What TCPA actually requires
The TCPA is the federal law governing automated and business text messaging in the US. In practice, for a hotel texting guests, the two requirements that matter most day to day are: honoring an opt-out immediately and permanently, and not sending unsolicited marketing-style messages without proper consent. Guest-initiated conversations (a guest texting the property first) are generally the lowest-risk category, since the guest opened the conversation.
Beyond the law itself, US mobile carriers separately require A2P 10DLC registration, a vetting process every business texting platform must complete before sending SMS at real volume.

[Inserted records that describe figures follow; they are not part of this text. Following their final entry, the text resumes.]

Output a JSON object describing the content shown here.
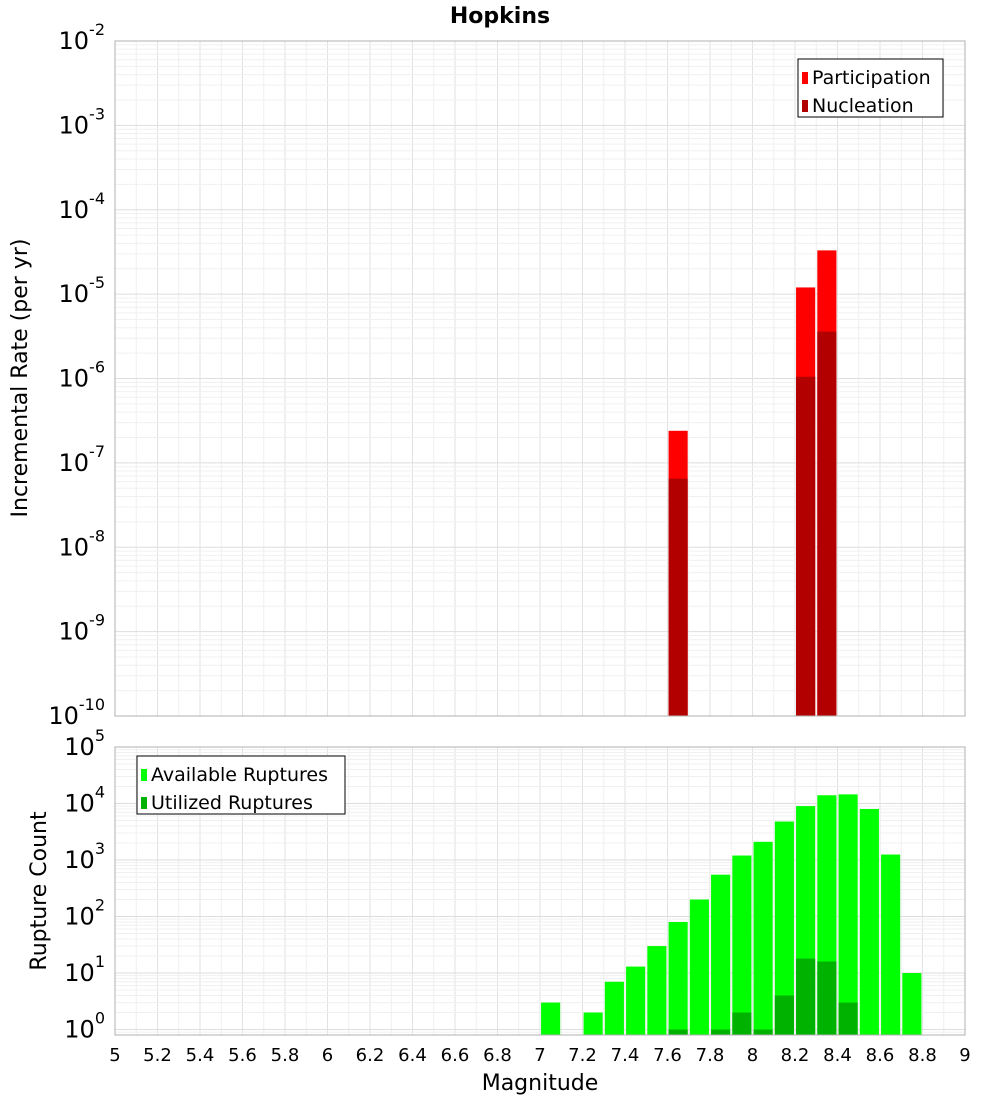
{
  "chart_data": [
    {
      "type": "bar",
      "title": "Hopkins",
      "xlabel": "",
      "ylabel": "Incremental Rate (per yr)",
      "y_scale": "log",
      "ylim": [
        1e-10,
        0.01
      ],
      "xlim": [
        5,
        9
      ],
      "x_tick_labels": [],
      "y_tick_exponents": [
        "-10",
        "-9",
        "-8",
        "-7",
        "-6",
        "-5",
        "-4",
        "-3",
        "-2"
      ],
      "y_tick_base": "10",
      "legend": {
        "placement": "top-right"
      },
      "grid": true,
      "bar_width": 0.09,
      "series": [
        {
          "name": "Participation",
          "color": "#ff0000",
          "points": [
            {
              "x": 7.65,
              "y": 2.4e-07
            },
            {
              "x": 8.25,
              "y": 1.2e-05
            },
            {
              "x": 8.35,
              "y": 3.3e-05
            }
          ]
        },
        {
          "name": "Nucleation",
          "color": "#b20000",
          "points": [
            {
              "x": 7.65,
              "y": 6.5e-08
            },
            {
              "x": 8.25,
              "y": 1.05e-06
            },
            {
              "x": 8.35,
              "y": 3.6e-06
            }
          ]
        }
      ]
    },
    {
      "type": "bar",
      "title": "",
      "xlabel": "Magnitude",
      "ylabel": "Rupture Count",
      "y_scale": "log",
      "ylim": [
        0.8,
        100000
      ],
      "xlim": [
        5,
        9
      ],
      "x_tick_labels": [
        "5",
        "5.2",
        "5.4",
        "5.6",
        "5.8",
        "6",
        "6.2",
        "6.4",
        "6.6",
        "6.8",
        "7",
        "7.2",
        "7.4",
        "7.6",
        "7.8",
        "8",
        "8.2",
        "8.4",
        "8.6",
        "8.8",
        "9"
      ],
      "y_tick_exponents": [
        "0",
        "1",
        "2",
        "3",
        "4",
        "5"
      ],
      "y_tick_base": "10",
      "legend": {
        "placement": "top-left"
      },
      "grid": true,
      "bar_width": 0.09,
      "series": [
        {
          "name": "Available Ruptures",
          "color": "#00ff00",
          "points": [
            {
              "x": 7.05,
              "y": 3
            },
            {
              "x": 7.25,
              "y": 2
            },
            {
              "x": 7.35,
              "y": 7
            },
            {
              "x": 7.45,
              "y": 13
            },
            {
              "x": 7.55,
              "y": 30
            },
            {
              "x": 7.65,
              "y": 80
            },
            {
              "x": 7.75,
              "y": 200
            },
            {
              "x": 7.85,
              "y": 550
            },
            {
              "x": 7.95,
              "y": 1200
            },
            {
              "x": 8.05,
              "y": 2100
            },
            {
              "x": 8.15,
              "y": 4800
            },
            {
              "x": 8.25,
              "y": 9000
            },
            {
              "x": 8.35,
              "y": 14000
            },
            {
              "x": 8.45,
              "y": 14500
            },
            {
              "x": 8.55,
              "y": 8000
            },
            {
              "x": 8.65,
              "y": 1250
            },
            {
              "x": 8.75,
              "y": 10
            }
          ]
        },
        {
          "name": "Utilized Ruptures",
          "color": "#00b200",
          "points": [
            {
              "x": 7.65,
              "y": 1
            },
            {
              "x": 7.85,
              "y": 1
            },
            {
              "x": 7.95,
              "y": 2
            },
            {
              "x": 8.05,
              "y": 1
            },
            {
              "x": 8.15,
              "y": 4
            },
            {
              "x": 8.25,
              "y": 18
            },
            {
              "x": 8.35,
              "y": 16
            },
            {
              "x": 8.45,
              "y": 3
            }
          ]
        }
      ]
    }
  ]
}
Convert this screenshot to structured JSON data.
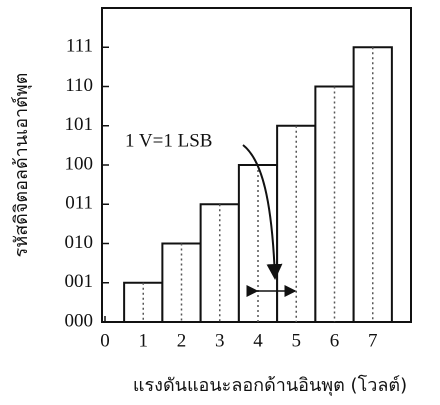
{
  "chart_data": {
    "type": "histogram",
    "xlabel": "แรงดันแอนะลอกด้านอินพุต (โวลต์)",
    "ylabel": "รหัสดิจิตอลด้านเอาต์พุต",
    "annotation": "1 V=1 LSB",
    "bins": [
      0.5,
      1.5,
      2.5,
      3.5,
      4.5,
      5.5,
      6.5,
      7.5
    ],
    "values": [
      1,
      2,
      3,
      4,
      5,
      6,
      7
    ],
    "xlim": [
      0,
      8
    ],
    "ylim": [
      0,
      8
    ],
    "xticks": [
      0,
      1,
      2,
      3,
      4,
      5,
      6,
      7
    ],
    "yticks": [
      {
        "value": 0,
        "label": "000"
      },
      {
        "value": 1,
        "label": "001"
      },
      {
        "value": 2,
        "label": "010"
      },
      {
        "value": 3,
        "label": "011"
      },
      {
        "value": 4,
        "label": "100"
      },
      {
        "value": 5,
        "label": "101"
      },
      {
        "value": 6,
        "label": "110"
      },
      {
        "value": 7,
        "label": "111"
      }
    ],
    "color": "#ffffff"
  }
}
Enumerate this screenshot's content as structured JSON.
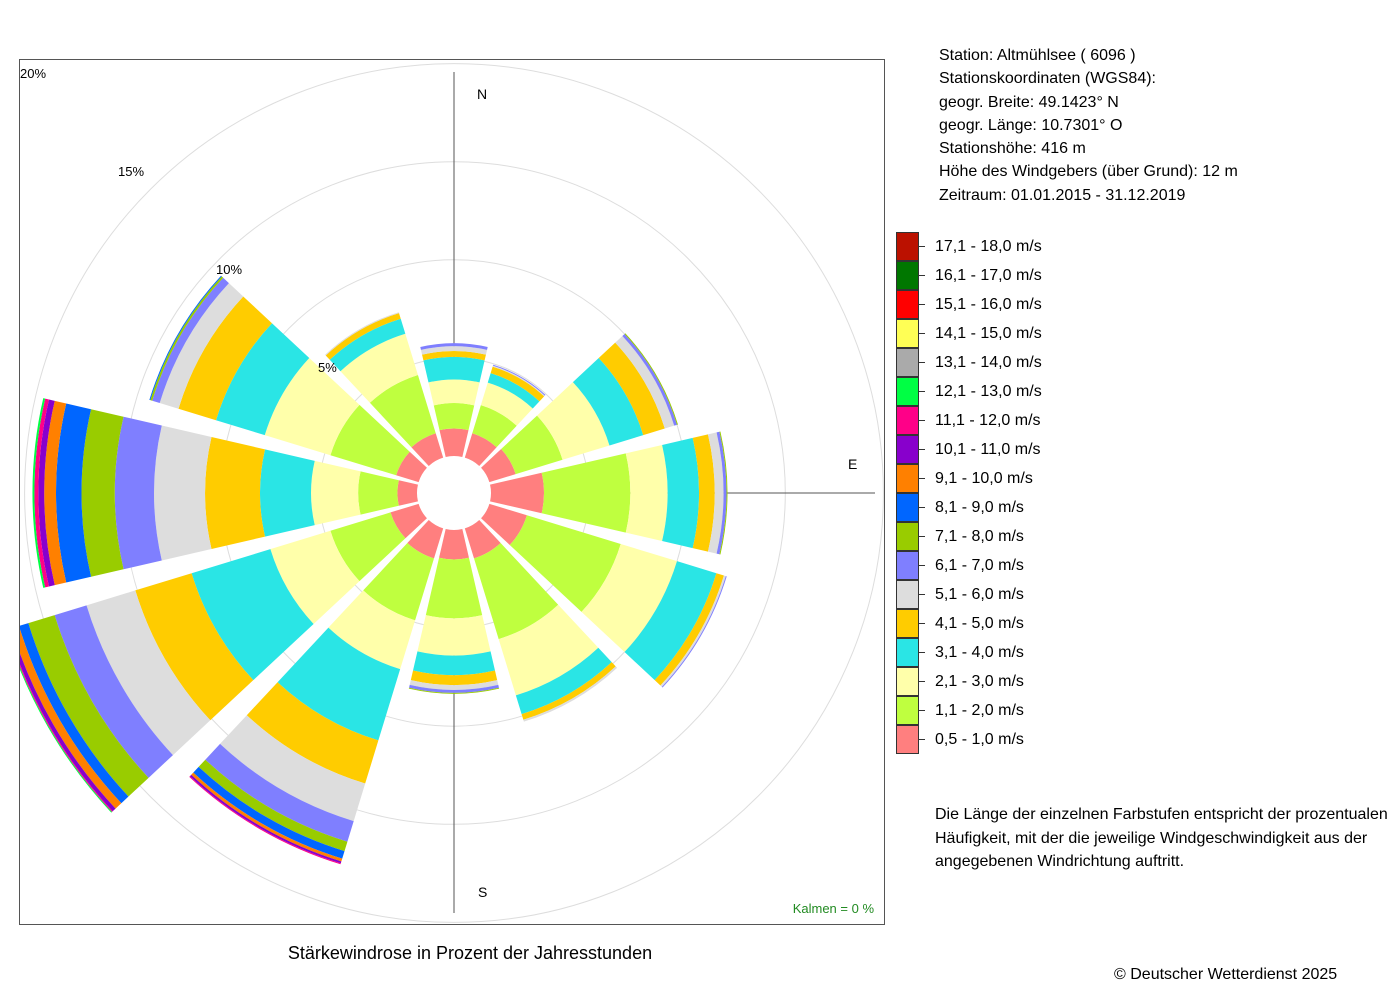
{
  "chart_data": {
    "type": "windrose",
    "title": "Stärkewindrose in Prozent der Jahresstunden",
    "units": "%",
    "rings": [
      5,
      10,
      15,
      20
    ],
    "ring_labels": [
      "5%",
      "10%",
      "15%",
      "20%"
    ],
    "direction_labels": {
      "N": "N",
      "E": "E",
      "S": "S"
    },
    "calm": "Kalmen  =  0 %",
    "bins": [
      {
        "label": "0,5 - 1,0 m/s",
        "color": "#FF7F7F"
      },
      {
        "label": "1,1 - 2,0 m/s",
        "color": "#BFFF3F"
      },
      {
        "label": "2,1 - 3,0 m/s",
        "color": "#FFFFAA"
      },
      {
        "label": "3,1 - 4,0 m/s",
        "color": "#2AE5E5"
      },
      {
        "label": "4,1 - 5,0 m/s",
        "color": "#FFCC00"
      },
      {
        "label": "5,1 - 6,0 m/s",
        "color": "#DDDDDD"
      },
      {
        "label": "6,1 - 7,0 m/s",
        "color": "#7F7FFF"
      },
      {
        "label": "7,1 - 8,0 m/s",
        "color": "#99CC00"
      },
      {
        "label": "8,1 - 9,0 m/s",
        "color": "#0066FF"
      },
      {
        "label": "9,1 - 10,0 m/s",
        "color": "#FF8000"
      },
      {
        "label": "10,1 - 11,0 m/s",
        "color": "#8800CC"
      },
      {
        "label": "11,1 - 12,0 m/s",
        "color": "#FF0088"
      },
      {
        "label": "12,1 - 13,0 m/s",
        "color": "#00FF44"
      },
      {
        "label": "13,1 - 14,0 m/s",
        "color": "#AAAAAA"
      },
      {
        "label": "14,1 - 15,0 m/s",
        "color": "#FFFF55"
      },
      {
        "label": "15,1 - 16,0 m/s",
        "color": "#FF0000"
      },
      {
        "label": "16,1 - 17,0 m/s",
        "color": "#007700"
      },
      {
        "label": "17,1 - 18,0 m/s",
        "color": "#BB1100"
      }
    ],
    "sectors": [
      {
        "direction_deg": 0,
        "values": [
          1.4,
          1.3,
          1.2,
          1.15,
          0.3,
          0.25,
          0.15
        ]
      },
      {
        "direction_deg": 30,
        "values": [
          1.3,
          1.5,
          1.2,
          0.5,
          0.35,
          0.05,
          0.05
        ]
      },
      {
        "direction_deg": 60,
        "values": [
          1.4,
          2.5,
          2.5,
          1.8,
          1.15,
          0.5,
          0.15,
          0.05
        ]
      },
      {
        "direction_deg": 90,
        "values": [
          2.7,
          4.4,
          1.9,
          1.6,
          0.8,
          0.45,
          0.15,
          0.05
        ]
      },
      {
        "direction_deg": 120,
        "values": [
          2.0,
          5.0,
          3.0,
          2.1,
          0.4,
          0.1,
          0.05
        ]
      },
      {
        "direction_deg": 150,
        "values": [
          1.6,
          4.3,
          3.0,
          1.0,
          0.3,
          0.1
        ]
      },
      {
        "direction_deg": 180,
        "values": [
          1.5,
          3.0,
          1.9,
          1.0,
          0.5,
          0.25,
          0.15,
          0.05
        ]
      },
      {
        "direction_deg": 210,
        "values": [
          1.6,
          3.3,
          2.6,
          3.8,
          2.3,
          2.0,
          1.1,
          0.5,
          0.4,
          0.15,
          0.1,
          0.05
        ]
      },
      {
        "direction_deg": 240,
        "values": [
          1.5,
          3.2,
          3.2,
          4.2,
          3.0,
          2.6,
          1.7,
          1.4,
          0.5,
          0.4,
          0.2,
          0.05,
          0.05
        ]
      },
      {
        "direction_deg": 270,
        "values": [
          1.0,
          2.0,
          2.4,
          2.6,
          2.8,
          2.6,
          2.0,
          1.7,
          1.3,
          0.6,
          0.3,
          0.2,
          0.1
        ]
      },
      {
        "direction_deg": 300,
        "values": [
          1.2,
          3.5,
          3.5,
          2.6,
          2.0,
          1.0,
          0.4,
          0.1,
          0.05
        ]
      },
      {
        "direction_deg": 330,
        "values": [
          1.3,
          3.1,
          2.2,
          0.8,
          0.3,
          0.05
        ]
      }
    ]
  },
  "station_info": {
    "station": "Station:  Altmühlsee  ( 6096 )",
    "coords_heading": "Stationskoordinaten (WGS84):",
    "lat": "geogr. Breite: 49.1423° N",
    "lon": "geogr. Länge: 10.7301° O",
    "elevation": "Stationshöhe: 416 m",
    "anemometer_height": "Höhe des Windgebers (über Grund): 12 m",
    "period": "Zeitraum: 01.01.2015 - 31.12.2019"
  },
  "explanation": "Die Länge der einzelnen Farbstufen entspricht der prozentualen Häufigkeit, mit der die jeweilige Windgeschwindigkeit aus der angegebenen Windrichtung auftritt.",
  "copyright": "© Deutscher Wetterdienst  2025"
}
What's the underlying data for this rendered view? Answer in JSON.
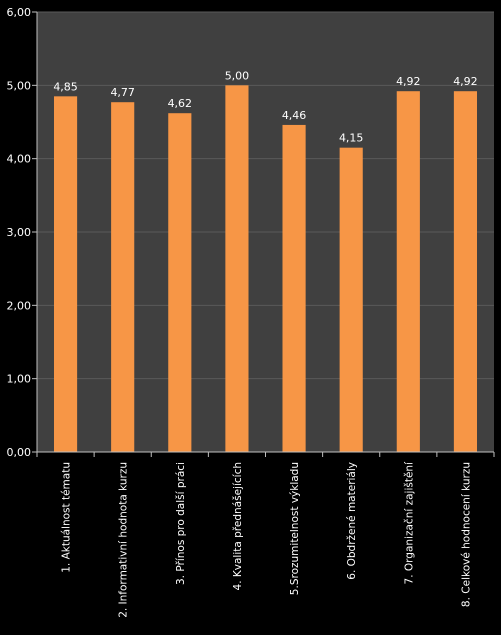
{
  "chart_data": {
    "type": "bar",
    "title": "",
    "xlabel": "",
    "ylabel": "",
    "categories": [
      "1. Aktuálnost tématu",
      "2. Informativní hodnota kurzu",
      "3. Přínos pro další práci",
      "4. Kvalita přednášejících",
      "5.Srozumitelnost výkladu",
      "6. Obdržené materiály",
      "7. Organizační zajištění",
      "8. Celkové hodnocení kurzu"
    ],
    "values": [
      4.85,
      4.77,
      4.62,
      5.0,
      4.46,
      4.15,
      4.92,
      4.92
    ],
    "value_labels": [
      "4,85",
      "4,77",
      "4,62",
      "5,00",
      "4,46",
      "4,15",
      "4,92",
      "4,92"
    ],
    "ylim": [
      0,
      6
    ],
    "yticks": [
      0,
      1,
      2,
      3,
      4,
      5,
      6
    ],
    "ytick_labels": [
      "0,00",
      "1,00",
      "2,00",
      "3,00",
      "4,00",
      "5,00",
      "6,00"
    ],
    "grid": true,
    "legend": "none",
    "colors": {
      "bar": "#f79646",
      "plot_background": "#404040",
      "page_background": "#000000",
      "gridline": "#5a5a5a",
      "axis": "#bfbfbf",
      "text": "#ffffff"
    }
  }
}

An unregistered number gets silently filtered as spam by carriers: the message doesn't send, and neither side sees an error.
What Suzy's Shield system enforces automatically
STOP / HELP keyword handling
A guest who texts STOP, UNSUBSCRIBE, QUIT, or CANCEL is added to a blacklist immediately and never messaged again from that property. HELP or INFO gets an automatic reply identifying the property and confirming how to opt out.
Per-property opt-out isolation
A guest who opts out of one property's messages stays opted out for that property specifically; it's tracked per property, not as one global list that could incorrectly block a different stay elsewhere.
Quiet hours for non-urgent messages
Non-urgent outbound messages, like a post-stay satisfaction check, are held back during a configurable overnight quiet window (default 9pm-8am). Inbound guest replies and real emergencies are never gated by this.
Daily send cap per property
A hard daily limit on outbound messages per property, a safeguard against a runaway automation loop ever spamming a guest.
Honest status
This compliance layer is built and verified for inbound handling today. Outbound US SMS sending is waiting on A2P 10DLC carrier registration, currently in progress, which applies to every business SMS platform, not specifically Suzy. Voice answering is unaffected and live today.
Why this matters even before you send your first text
It's worth understanding this before evaluating any AI texting product, not just after signing up. A platform that can't clearly explain how it handles opt-outs, quiet hours, and carrier registration is a platform that hasn't actually thought through the compliance side, which is a real legal and reputational risk for the property whose name is on the Twilio number, not just the vendor's.